Mysterious Church Street structure explained

Text by Anam Latif
Camera and editing by Nicole Servinis and Amir P. Tabrizian-pour

The Student Life Centre mock-up on Church Street is going to stay put for at least another year instead of being torn down in November as originally planned.

The mock-up, which looks like an art installation, is a smaller version of the curtain wall that will envelope the exterior of Ryerson’s new SLC building at the corner of Yonge and Gould Streets.

It cost the school $225,000 to build the mock-up for the curtain wall that will be made of a triple-glazed, high-performance glass that conserves energy. Curtain walls are crucial in Canada because they control temperature and protect the interior of the building from outside elements.

Colours, textures and the way joints work together are all examples of why a physical representation is often required when building a curtain wall.

Project manager Peter Vankessel said in an email that the mock-up was built as a “decision making tool that would demonstrate as many geometric and visual cladding relationships as possible.”

While mock-ups are common practice for many architectural firms, Yew-Thong Leong, an associate professor of architecture at Ryerson and a managing director at SSG Architecture Inc., says that this particular mock-up was not necessary to build.

“It has less to do with testing in my opinion and more to do with visually seeing what [Ryerson] is buying,” he said.

But this is one of the reasons mock-ups are built in the first place.

Colours, textures and the way joints work together are all examples of why a physical representation is often required when building a curtain wall.

This particular curtain wall is an unusual design for North America, Leong said, but added there was a lot of excitement when the European-inspired design was unveiled.

The award-winning design was created by European architect Snøhetta in collaboration with Toronto’s Ziedler Partners.

The curtain wall will cost $8 million of the total $112 million allotted for the SLC building.

Leong said he appreciates the need for the SLC’s architects to build a curtain wall mock-up for such a unique design. He just says he probably wouldn’t have done it himself.

Advanced software, like the program Revit, that uses parametric modelling, allows the ability to determine faults in a curtain wall design.

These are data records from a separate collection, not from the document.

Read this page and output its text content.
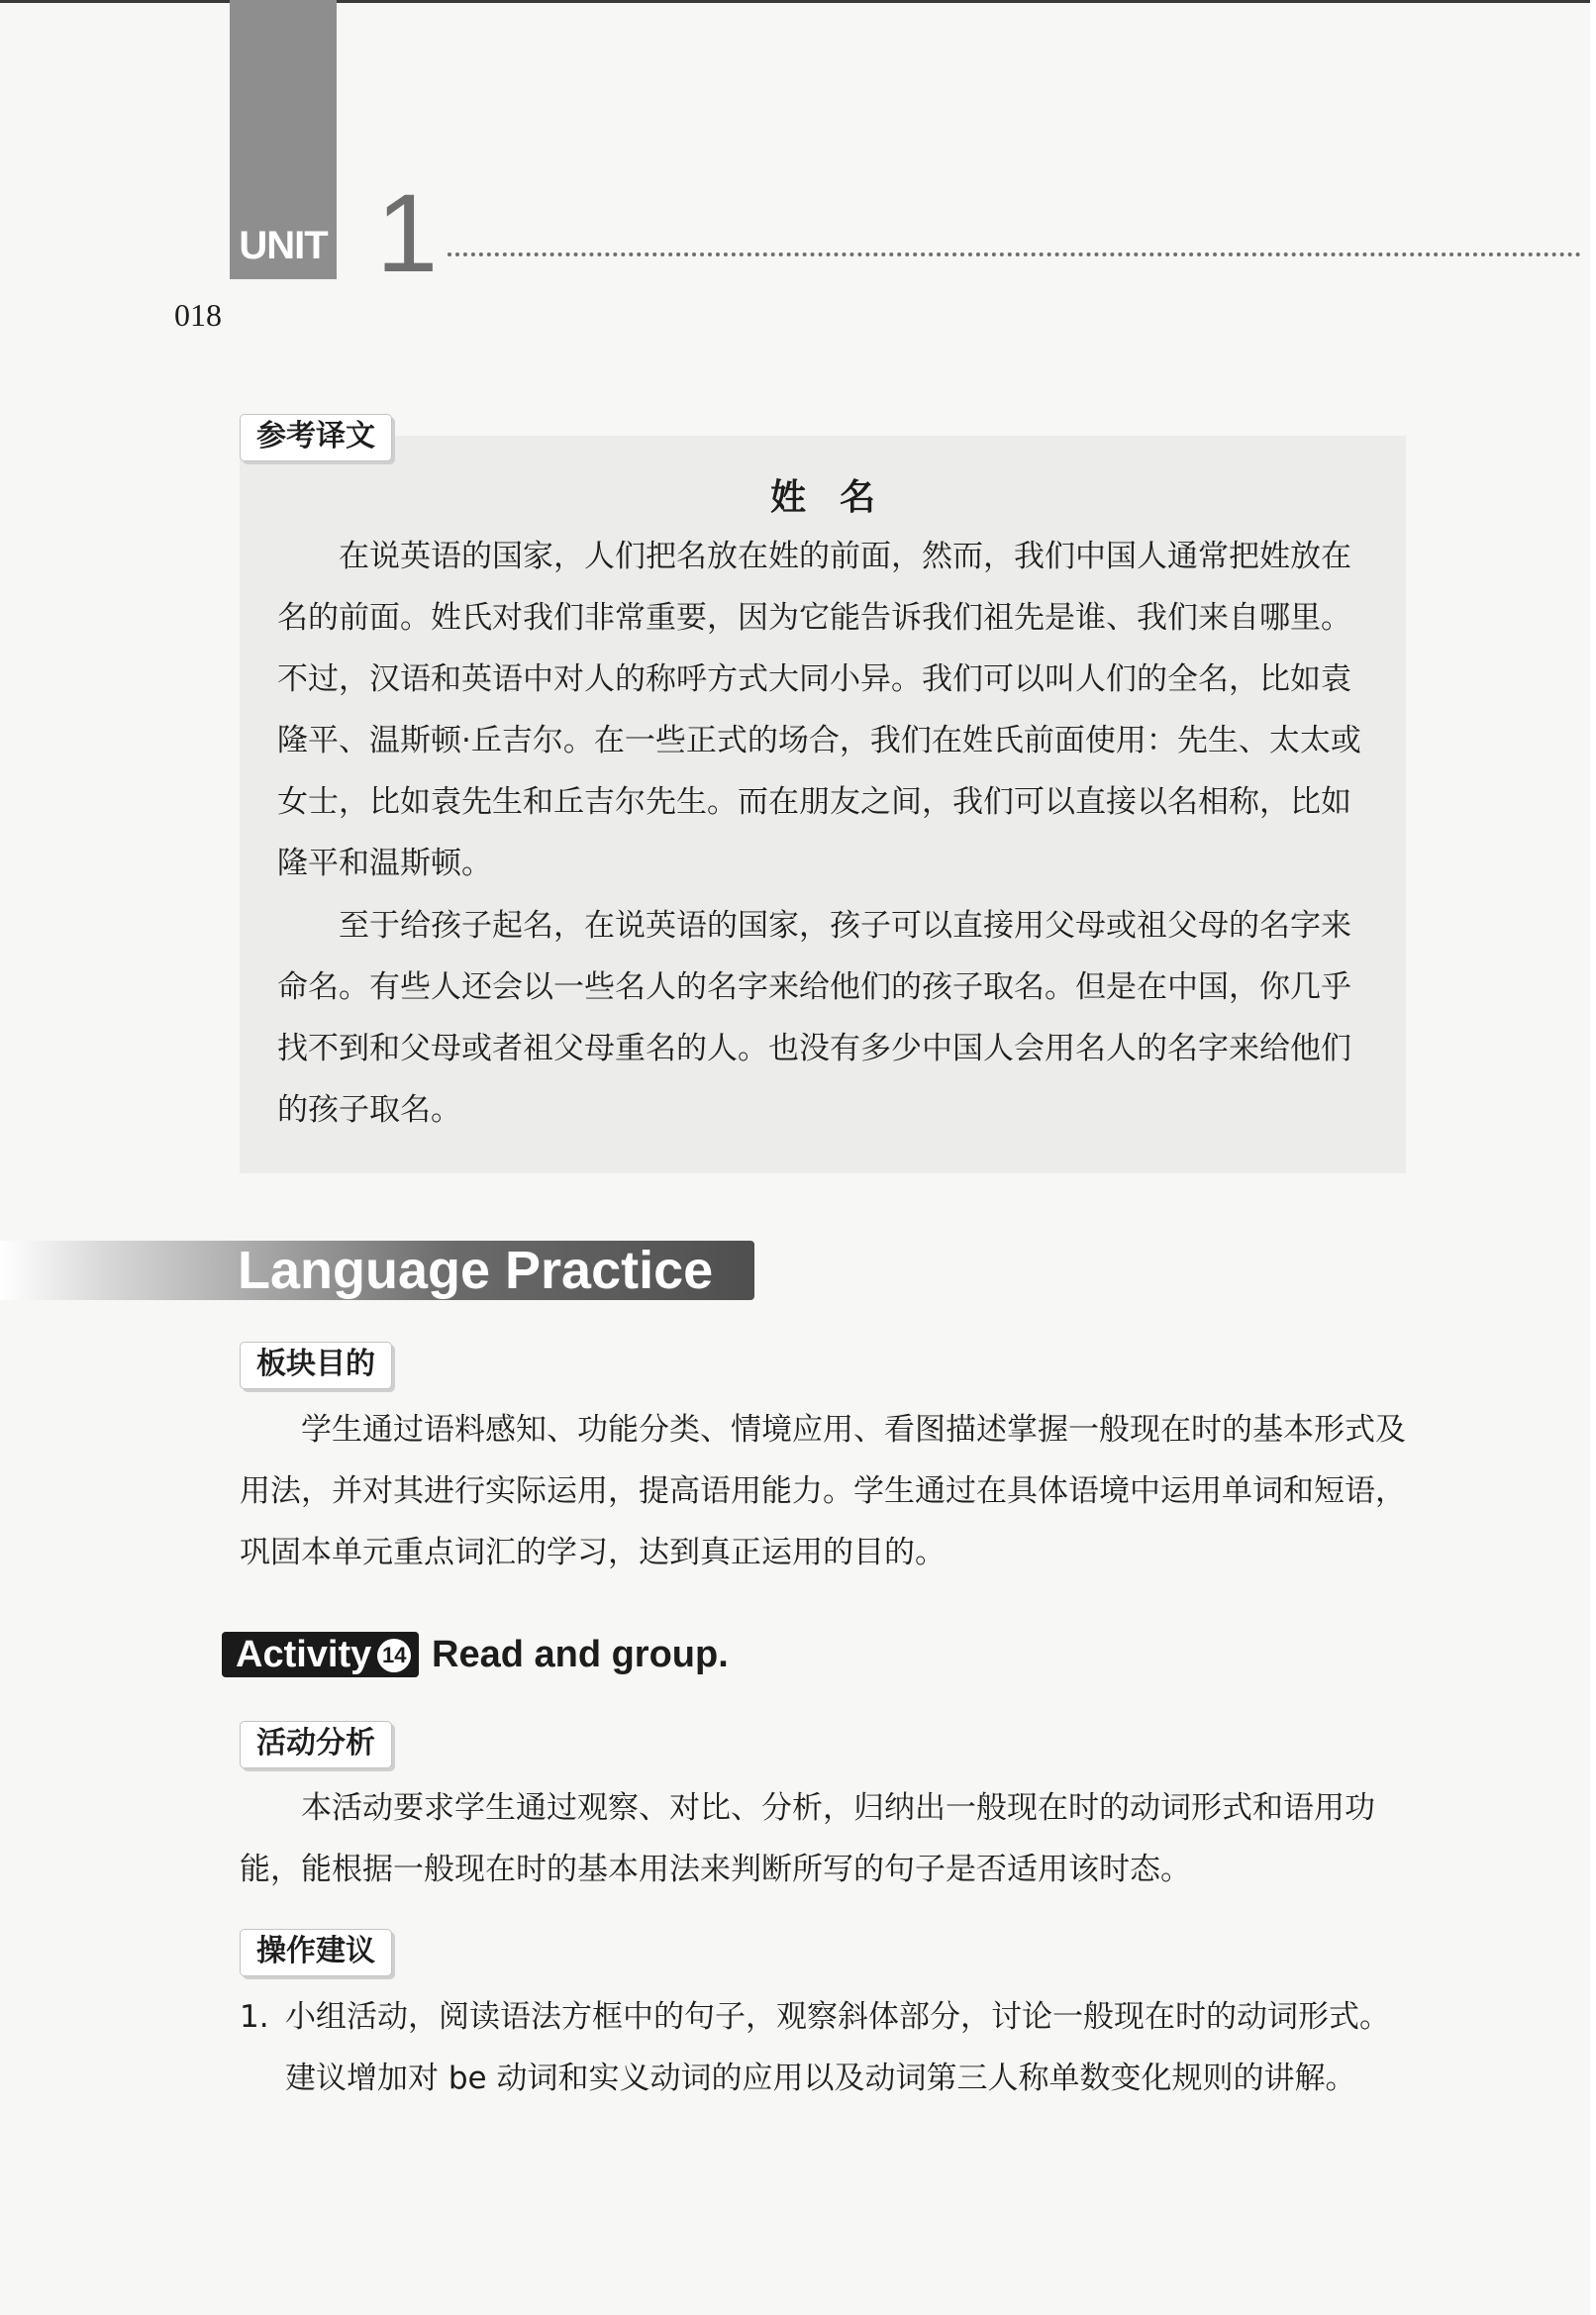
UNIT 1
018
参考译文
姓名

在说英语的国家，人们把名放在姓的前面，然而，我们中国人通常把姓放在名的前面。姓氏对我们非常重要，因为它能告诉我们祖先是谁、我们来自哪里。不过，汉语和英语中对人的称呼方式大同小异。我们可以叫人们的全名，比如袁隆平、温斯顿·丘吉尔。在一些正式的场合，我们在姓氏前面使用：先生、太太或女士，比如袁先生和丘吉尔先生。而在朋友之间，我们可以直接以名相称，比如隆平和温斯顿。

至于给孩子起名，在说英语的国家，孩子可以直接用父母或祖父母的名字来命名。有些人还会以一些名人的名字来给他们的孩子取名。但是在中国，你几乎找不到和父母或者祖父母重名的人。也没有多少中国人会用名人的名字来给他们的孩子取名。

Language Practice
板块目的

学生通过语料感知、功能分类、情境应用、看图描述掌握一般现在时的基本形式及用法，并对其进行实际运用，提高语用能力。学生通过在具体语境中运用单词和短语，巩固本单元重点词汇的学习，达到真正运用的目的。

Activity 14 Read and group.
活动分析

本活动要求学生通过观察、对比、分析，归纳出一般现在时的动词形式和语用功能，能根据一般现在时的基本用法来判断所写的句子是否适用该时态。

操作建议
1. 小组活动，阅读语法方框中的句子，观察斜体部分，讨论一般现在时的动词形式。建议增加对 be 动词和实义动词的应用以及动词第三人称单数变化规则的讲解。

And Leong says modern architecture can get away with not building elaborate mock-ups like this one.

“Maybe it’s a level of confidence the university wants, maybe its $250,000 well spent,” he added.

Placing a mock-up off site is highly unusual but this location, just north of Gould Street near the Rogers Communications Centre, was chosen because there wasn’t enough space on the construction site itself.

Vankessel says that the mock-up was a useful reference tool for the construction and design teams.

Leong said that in his own work he prefers to dismantle the mock-up and reuse the materials on the curtain wall itself. But he does agree that the cost of the completed curtain wall – at $8 million – is quite standard.

Although the SLC project team has not decided what will be done with the mock-up after the SLC is complete, it seems like reusing the materials could be an option.

While Leong says he thinks that some of the cost of the mock-up could have been spared, other architects think it is money well spent.

After all, the cost of the mock-up is a drop in the bucket compared to the $112 million the whole building will cost.

Ryerson’s architectural program offers many courses in building envelope systems.

Vankessel says that another reason for the placement of the mock-up was so the architecture department could use it as an educational tool.

Leong said he hasn’t used the curtain wall mock-up as a learning tool for any of his students, but it is possible that architecture students may have studied the mock-up in their own personal time or in other classes.

As for the miniature building staying in place for longer than originally slated, Vankessel said that it will “continue to serve as a quality control reference for the installation process.”

The SLC building is expected to be complete in the winter of 2014 with an opening date expected for January 2015.

This story was first published in The Ryersonian, a weekly newspaper produced by the Ryerson School of Journalism, on September 25, 2013.

This post had been updated to reflect Yew-Thong Leong’s proper job titles.